Es sind zwei Jahre seit jenem Nachmittag in Cartagena vergangen. Wir sind immer noch zusammen. Ich habe weder Camilas Namen noch den der drei Männer, die sie mir beschrieb, je wieder erwähnt. Auch meine Frau hat nie wieder von ihrer Vergangenheit gesprochen. Es ist, als hätten wir beide einen stillen Vertrag geschlossen: Was man weiß, wird nicht benannt; was nicht benannt wird, zerstört nicht.

Manchmal, wenn ich meine Frau sehe, wie sie sich zum Ausgehen fertig macht, schaue ich auf die Länge ihres Rocks und frage mich für einen Sekundenbruchteil, ob das die Version von ihr ist, die sie auch anderen angeboten hat. Danach zwinge ich mich, wegzusehen. Ich habe gelernt, dass es Geständnisse gibt, die man einmal hört und nie wieder hören sollte.

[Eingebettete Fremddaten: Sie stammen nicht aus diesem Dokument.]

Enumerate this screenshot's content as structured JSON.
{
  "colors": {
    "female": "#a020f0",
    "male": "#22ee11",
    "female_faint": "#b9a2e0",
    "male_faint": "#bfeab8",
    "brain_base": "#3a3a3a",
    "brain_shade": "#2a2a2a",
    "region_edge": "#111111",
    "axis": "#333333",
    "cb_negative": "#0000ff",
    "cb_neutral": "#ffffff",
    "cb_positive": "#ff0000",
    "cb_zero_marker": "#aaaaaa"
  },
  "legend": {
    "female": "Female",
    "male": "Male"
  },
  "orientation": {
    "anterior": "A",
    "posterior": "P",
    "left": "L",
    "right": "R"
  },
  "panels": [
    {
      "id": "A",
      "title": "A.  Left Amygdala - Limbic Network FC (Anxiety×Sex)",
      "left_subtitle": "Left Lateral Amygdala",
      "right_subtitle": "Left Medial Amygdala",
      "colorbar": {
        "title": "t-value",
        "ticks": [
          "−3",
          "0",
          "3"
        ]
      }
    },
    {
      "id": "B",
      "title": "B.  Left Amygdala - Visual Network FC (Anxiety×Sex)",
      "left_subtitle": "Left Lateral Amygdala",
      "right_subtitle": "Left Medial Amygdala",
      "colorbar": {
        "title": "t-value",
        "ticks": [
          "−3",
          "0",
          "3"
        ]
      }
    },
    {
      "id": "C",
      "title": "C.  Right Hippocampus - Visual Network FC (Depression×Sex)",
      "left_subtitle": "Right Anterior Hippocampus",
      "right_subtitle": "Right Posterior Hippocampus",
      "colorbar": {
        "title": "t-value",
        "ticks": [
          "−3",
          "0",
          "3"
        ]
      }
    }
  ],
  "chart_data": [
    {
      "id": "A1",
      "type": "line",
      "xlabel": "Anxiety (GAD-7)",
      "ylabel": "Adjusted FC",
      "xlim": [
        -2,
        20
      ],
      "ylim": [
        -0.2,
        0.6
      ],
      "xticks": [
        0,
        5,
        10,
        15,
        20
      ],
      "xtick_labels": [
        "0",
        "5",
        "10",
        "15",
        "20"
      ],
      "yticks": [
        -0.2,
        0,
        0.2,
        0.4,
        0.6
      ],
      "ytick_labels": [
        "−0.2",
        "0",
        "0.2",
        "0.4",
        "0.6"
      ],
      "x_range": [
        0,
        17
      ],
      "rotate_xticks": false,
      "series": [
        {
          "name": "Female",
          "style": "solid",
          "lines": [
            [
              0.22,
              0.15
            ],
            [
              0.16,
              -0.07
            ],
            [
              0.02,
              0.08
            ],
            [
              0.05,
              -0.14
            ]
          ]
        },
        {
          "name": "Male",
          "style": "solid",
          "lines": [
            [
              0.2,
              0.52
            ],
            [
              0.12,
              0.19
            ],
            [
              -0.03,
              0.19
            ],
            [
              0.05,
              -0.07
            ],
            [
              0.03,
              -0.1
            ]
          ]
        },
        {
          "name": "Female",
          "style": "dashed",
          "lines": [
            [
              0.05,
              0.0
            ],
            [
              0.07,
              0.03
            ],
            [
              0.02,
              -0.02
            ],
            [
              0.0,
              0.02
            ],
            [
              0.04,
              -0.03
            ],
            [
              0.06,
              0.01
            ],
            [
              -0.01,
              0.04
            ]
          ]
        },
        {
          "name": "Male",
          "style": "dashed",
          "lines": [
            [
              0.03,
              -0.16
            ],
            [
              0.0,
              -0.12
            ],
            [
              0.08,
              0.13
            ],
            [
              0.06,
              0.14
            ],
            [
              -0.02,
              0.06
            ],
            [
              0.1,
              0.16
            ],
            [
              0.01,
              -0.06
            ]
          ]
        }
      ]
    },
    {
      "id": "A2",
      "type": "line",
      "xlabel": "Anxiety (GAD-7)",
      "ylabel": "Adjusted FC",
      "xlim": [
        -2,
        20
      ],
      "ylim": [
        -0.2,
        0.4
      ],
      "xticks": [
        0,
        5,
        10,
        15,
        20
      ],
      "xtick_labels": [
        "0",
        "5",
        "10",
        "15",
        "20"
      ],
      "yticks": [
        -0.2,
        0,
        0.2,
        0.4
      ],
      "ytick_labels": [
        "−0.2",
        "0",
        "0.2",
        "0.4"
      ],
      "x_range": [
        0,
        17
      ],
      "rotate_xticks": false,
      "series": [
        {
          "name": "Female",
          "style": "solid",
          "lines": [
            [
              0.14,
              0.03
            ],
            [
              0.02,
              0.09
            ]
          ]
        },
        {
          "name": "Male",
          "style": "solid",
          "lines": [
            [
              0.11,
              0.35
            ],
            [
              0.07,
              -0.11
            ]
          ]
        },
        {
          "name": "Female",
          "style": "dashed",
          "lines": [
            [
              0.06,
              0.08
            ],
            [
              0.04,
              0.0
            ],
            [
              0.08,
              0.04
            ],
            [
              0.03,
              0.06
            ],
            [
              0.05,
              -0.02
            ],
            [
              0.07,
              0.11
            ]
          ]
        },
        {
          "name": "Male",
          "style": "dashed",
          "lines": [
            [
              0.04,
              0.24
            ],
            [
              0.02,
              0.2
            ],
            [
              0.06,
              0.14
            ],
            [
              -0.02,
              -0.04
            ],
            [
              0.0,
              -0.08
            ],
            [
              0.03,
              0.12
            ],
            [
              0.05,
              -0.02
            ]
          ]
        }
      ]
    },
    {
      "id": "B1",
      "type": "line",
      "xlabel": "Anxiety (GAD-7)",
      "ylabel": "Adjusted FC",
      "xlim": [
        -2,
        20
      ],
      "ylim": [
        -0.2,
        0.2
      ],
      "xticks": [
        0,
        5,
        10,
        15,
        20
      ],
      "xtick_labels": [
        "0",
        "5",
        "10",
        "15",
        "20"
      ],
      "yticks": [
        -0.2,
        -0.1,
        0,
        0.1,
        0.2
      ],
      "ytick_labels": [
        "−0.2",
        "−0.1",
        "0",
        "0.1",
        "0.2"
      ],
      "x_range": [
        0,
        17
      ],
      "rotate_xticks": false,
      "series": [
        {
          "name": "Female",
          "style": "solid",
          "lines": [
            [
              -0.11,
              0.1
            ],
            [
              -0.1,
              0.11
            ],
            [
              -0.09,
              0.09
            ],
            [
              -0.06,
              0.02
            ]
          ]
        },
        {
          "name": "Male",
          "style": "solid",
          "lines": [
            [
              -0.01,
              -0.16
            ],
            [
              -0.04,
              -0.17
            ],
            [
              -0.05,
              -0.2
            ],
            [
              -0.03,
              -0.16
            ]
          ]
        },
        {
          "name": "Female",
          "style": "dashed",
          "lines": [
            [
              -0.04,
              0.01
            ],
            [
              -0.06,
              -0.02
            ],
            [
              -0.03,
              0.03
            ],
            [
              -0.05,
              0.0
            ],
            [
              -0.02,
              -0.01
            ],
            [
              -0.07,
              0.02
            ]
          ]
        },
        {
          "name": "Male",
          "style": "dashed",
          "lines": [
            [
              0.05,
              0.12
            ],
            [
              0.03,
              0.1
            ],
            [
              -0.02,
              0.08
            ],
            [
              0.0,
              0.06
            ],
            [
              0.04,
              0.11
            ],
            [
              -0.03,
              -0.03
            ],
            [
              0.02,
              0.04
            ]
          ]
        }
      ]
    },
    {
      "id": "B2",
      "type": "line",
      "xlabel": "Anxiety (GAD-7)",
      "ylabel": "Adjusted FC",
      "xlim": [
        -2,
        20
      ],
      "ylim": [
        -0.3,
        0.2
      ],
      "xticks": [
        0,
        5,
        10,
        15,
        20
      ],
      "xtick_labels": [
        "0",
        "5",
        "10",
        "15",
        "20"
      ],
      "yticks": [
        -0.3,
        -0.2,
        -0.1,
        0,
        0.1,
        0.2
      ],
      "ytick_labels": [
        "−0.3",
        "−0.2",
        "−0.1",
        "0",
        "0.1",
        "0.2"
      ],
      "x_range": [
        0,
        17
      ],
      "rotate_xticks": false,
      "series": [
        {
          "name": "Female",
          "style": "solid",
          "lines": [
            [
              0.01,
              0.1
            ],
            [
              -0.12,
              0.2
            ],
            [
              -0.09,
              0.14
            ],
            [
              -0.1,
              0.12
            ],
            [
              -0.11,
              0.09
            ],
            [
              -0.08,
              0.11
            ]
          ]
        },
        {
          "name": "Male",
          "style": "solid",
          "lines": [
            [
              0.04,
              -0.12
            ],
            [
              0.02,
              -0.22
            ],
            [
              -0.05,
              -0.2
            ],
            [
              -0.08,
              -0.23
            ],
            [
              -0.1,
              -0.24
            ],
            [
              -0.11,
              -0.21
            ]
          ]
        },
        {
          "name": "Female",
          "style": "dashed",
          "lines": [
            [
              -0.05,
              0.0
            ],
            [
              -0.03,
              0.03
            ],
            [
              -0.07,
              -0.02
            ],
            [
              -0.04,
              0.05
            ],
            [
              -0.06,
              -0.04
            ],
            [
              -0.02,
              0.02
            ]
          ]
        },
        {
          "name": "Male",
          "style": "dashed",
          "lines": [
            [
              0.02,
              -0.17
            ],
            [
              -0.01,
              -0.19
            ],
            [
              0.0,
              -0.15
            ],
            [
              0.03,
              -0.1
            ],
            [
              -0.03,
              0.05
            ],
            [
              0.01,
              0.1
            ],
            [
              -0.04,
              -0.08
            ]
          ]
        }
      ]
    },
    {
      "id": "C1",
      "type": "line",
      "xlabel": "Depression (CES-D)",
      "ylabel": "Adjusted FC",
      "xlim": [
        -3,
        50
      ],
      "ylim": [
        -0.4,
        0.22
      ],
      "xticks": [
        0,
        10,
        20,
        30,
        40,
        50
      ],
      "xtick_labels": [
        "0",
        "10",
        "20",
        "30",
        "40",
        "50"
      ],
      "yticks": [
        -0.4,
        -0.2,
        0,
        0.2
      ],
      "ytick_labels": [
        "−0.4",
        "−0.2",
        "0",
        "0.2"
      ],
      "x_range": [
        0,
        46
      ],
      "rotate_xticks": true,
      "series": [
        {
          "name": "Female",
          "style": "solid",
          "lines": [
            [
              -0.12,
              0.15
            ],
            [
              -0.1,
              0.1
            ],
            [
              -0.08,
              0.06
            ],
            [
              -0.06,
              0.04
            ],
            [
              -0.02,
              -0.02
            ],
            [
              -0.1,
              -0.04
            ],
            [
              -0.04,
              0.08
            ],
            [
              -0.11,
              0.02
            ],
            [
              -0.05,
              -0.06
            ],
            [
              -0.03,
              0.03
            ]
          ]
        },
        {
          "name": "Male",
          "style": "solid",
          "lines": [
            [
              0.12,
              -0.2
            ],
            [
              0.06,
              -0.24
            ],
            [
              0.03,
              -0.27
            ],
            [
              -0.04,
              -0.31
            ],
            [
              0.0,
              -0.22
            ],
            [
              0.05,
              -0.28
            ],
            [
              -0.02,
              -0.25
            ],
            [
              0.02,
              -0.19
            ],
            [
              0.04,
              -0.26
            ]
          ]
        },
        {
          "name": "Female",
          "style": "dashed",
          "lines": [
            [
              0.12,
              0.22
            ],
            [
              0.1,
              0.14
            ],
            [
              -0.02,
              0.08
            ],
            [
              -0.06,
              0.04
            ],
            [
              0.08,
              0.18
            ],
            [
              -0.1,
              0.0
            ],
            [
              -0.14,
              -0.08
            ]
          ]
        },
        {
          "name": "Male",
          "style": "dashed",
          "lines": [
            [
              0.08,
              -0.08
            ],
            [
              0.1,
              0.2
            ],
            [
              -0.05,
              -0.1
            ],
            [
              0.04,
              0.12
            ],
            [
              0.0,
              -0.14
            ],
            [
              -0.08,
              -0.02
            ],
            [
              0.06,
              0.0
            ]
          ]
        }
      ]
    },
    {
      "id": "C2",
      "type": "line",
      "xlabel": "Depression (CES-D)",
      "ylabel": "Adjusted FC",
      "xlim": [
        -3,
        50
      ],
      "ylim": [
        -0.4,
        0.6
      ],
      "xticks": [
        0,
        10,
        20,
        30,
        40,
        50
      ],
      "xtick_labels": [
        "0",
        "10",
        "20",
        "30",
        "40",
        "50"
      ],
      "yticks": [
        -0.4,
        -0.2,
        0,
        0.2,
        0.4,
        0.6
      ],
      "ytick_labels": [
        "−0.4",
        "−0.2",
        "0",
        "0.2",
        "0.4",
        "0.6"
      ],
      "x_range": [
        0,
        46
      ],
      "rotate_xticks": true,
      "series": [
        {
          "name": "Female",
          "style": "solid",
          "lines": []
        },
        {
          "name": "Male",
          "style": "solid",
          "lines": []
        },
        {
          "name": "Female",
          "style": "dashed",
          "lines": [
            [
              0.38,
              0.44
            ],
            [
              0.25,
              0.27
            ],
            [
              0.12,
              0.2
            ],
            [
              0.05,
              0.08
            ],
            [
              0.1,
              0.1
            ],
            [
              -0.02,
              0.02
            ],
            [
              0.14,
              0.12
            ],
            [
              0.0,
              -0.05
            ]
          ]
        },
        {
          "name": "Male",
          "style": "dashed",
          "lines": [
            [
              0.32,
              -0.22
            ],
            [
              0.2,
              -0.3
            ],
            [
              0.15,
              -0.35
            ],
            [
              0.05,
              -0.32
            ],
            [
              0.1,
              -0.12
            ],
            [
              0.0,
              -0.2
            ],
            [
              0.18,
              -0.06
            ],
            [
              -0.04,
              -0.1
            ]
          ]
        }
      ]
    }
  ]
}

Ich habe gelernt, dass die Wahrheit, wenn sie ohne Vorwarnung kommt, einen Geschmack hinterlässt, den man nicht einmal nach Jahren loswird.

Aber ich habe auch etwas Unbequemeres gelernt. Ich habe gelernt, dass mich meine Frau im Bett, nach jenem nächtlichen Gespräch, in dem keiner von uns den Mut hatte, alles auszusprechen, anders küsste. Sie suchte mich mit einer Dringlichkeit, die sie vorher nicht hatte. Als wüsste sie, dass ich es wusste. Als wäre es für sie, zum ersten Mal seit langer Zeit, keine Gegenleistung gewesen, und das wäre der größte Luxus gewesen, den sie sich im Leben je gegönnt hatte.

Das zumindest ist die Version, bei der ich beschlossen habe zu bleiben.